Dans le monde d’un islamophobe, pour un Alexandre Bissonnette ou un Baruch Goldstein, le fait que les musulman·es soient une « race » ou non n’est pas important. Tout comme au siècle passé, pour les antisémites de tous poils, le fait que les juif·ves constituaient ou non une « race » importait peu ou carrément pas du tout.
Tout comme les victimes de l’attentat terroriste de la mosquée de Québec, les millions de victimes de l’antisémitisme, fléau millénaire, n’étaient pas tous issues de la même « race ». Est-ce que le fait qu’il y a des juif·ves issu·es de « races » différentes saurait confirmer l’inexistence de l’antisémitisme? Bien sûr que non!
Du judéo-bolchévisme à l’islamo-gauchisme
Selon le pouvoir nazi et la plupart des fascistes de l’époque précédant la Seconde Guerre mondiale, la grande participation des juif·ves dans les mouvances communistes semblait justifier leur ostracisation. D’autre part, si le communisme et ses adhérent·es méritaient une réponse aussi virulente, c’était parce qu’en réalité, le tout n’était qu’une cabale juive. Les juif·ves étaient, comme on le sait, des agent·es doubles prêt·es à subvertir, à tout moment, la nation de l’intérieur, la vraie menace à la démocratie et à l’État de droit.
Dans son livre A Spectre Haunting Europe, Paul Hanebrink démontre qu’il n’y avait rien de logique ou de naturel au mythe du judéo-bolchévisme. Au contraire, c’était un pot-pourri de plusieurs mythes antisémites, tous plus outranciers les uns que les autres. Une idéologie, un système d’idées malléable selon les époques et les conjonctures politiques.
Aujourd’hui, tout comme l’antisémitisme, l’islamophobie, mobilise des clichés orientalistes et racistes sur les musulman·es : indignes de confiance, envahisseur·euses, machistes ou soumises, intolérant·es et dangereux·ses, etc.
Le discours islamophobe est aussi malléable selon les contextes : l’insécurité dans nos quartiers serait la faute des musulman·es et, a contrario, la rigidité des normes islamiques serait une menace à notre façon de vivre, à nos mœurs démocratiques.

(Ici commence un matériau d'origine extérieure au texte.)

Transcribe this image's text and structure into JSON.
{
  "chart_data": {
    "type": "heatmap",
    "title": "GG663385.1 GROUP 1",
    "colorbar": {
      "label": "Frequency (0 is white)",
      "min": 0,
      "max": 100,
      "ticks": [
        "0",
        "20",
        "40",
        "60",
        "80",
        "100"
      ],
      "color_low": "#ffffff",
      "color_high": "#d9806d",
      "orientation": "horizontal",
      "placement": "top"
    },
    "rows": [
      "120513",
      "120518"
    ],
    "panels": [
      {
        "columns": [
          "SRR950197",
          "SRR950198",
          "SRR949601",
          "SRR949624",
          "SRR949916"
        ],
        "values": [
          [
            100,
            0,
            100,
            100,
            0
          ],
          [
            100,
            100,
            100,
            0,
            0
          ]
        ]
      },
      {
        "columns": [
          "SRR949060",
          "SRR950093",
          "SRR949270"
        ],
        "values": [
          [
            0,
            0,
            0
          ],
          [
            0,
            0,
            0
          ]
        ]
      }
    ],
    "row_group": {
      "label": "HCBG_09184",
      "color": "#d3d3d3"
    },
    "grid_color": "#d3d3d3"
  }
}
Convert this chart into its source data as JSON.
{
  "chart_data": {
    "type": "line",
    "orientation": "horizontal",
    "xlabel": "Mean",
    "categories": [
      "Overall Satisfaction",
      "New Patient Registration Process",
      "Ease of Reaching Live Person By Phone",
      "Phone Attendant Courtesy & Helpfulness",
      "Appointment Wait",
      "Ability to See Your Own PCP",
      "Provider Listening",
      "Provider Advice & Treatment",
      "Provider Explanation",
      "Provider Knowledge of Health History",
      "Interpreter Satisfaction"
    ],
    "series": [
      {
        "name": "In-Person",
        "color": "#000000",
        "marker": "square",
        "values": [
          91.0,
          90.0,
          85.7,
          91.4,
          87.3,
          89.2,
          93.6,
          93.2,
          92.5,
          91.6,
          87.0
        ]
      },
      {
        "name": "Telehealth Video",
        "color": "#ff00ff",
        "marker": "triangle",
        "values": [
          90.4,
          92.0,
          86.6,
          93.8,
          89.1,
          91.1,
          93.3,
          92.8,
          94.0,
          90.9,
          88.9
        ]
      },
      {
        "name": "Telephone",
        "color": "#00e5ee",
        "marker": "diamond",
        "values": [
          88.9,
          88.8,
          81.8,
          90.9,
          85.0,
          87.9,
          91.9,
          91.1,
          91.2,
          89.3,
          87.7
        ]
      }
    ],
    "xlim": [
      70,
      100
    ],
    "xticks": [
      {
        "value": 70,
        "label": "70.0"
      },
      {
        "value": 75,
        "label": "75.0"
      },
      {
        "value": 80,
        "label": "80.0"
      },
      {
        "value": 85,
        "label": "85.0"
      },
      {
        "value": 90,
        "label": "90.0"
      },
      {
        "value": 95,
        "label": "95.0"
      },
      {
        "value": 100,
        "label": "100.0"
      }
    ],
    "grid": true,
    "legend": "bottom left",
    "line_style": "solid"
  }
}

Le juif ou musulman de Schrödinger, l’homme de paille des racistes d’hier comme aujourd’hui, est toujours fautif, même quand il ne l’est pas.
À l’époque actuelle, on utilise beaucoup de mots pour justifier et camoufler des discours qui n’ont cessé de se recycler depuis des siècles et dont l’apothéose a été le déferlement de haine de la Seconde Guerre mondiale. Plus que jamais, il faut garder la tête froide et se dire : si ça nage comme un raciste, si ça cancane comme un raciste, c’est qu’il s’agit sans doute d’un raciste!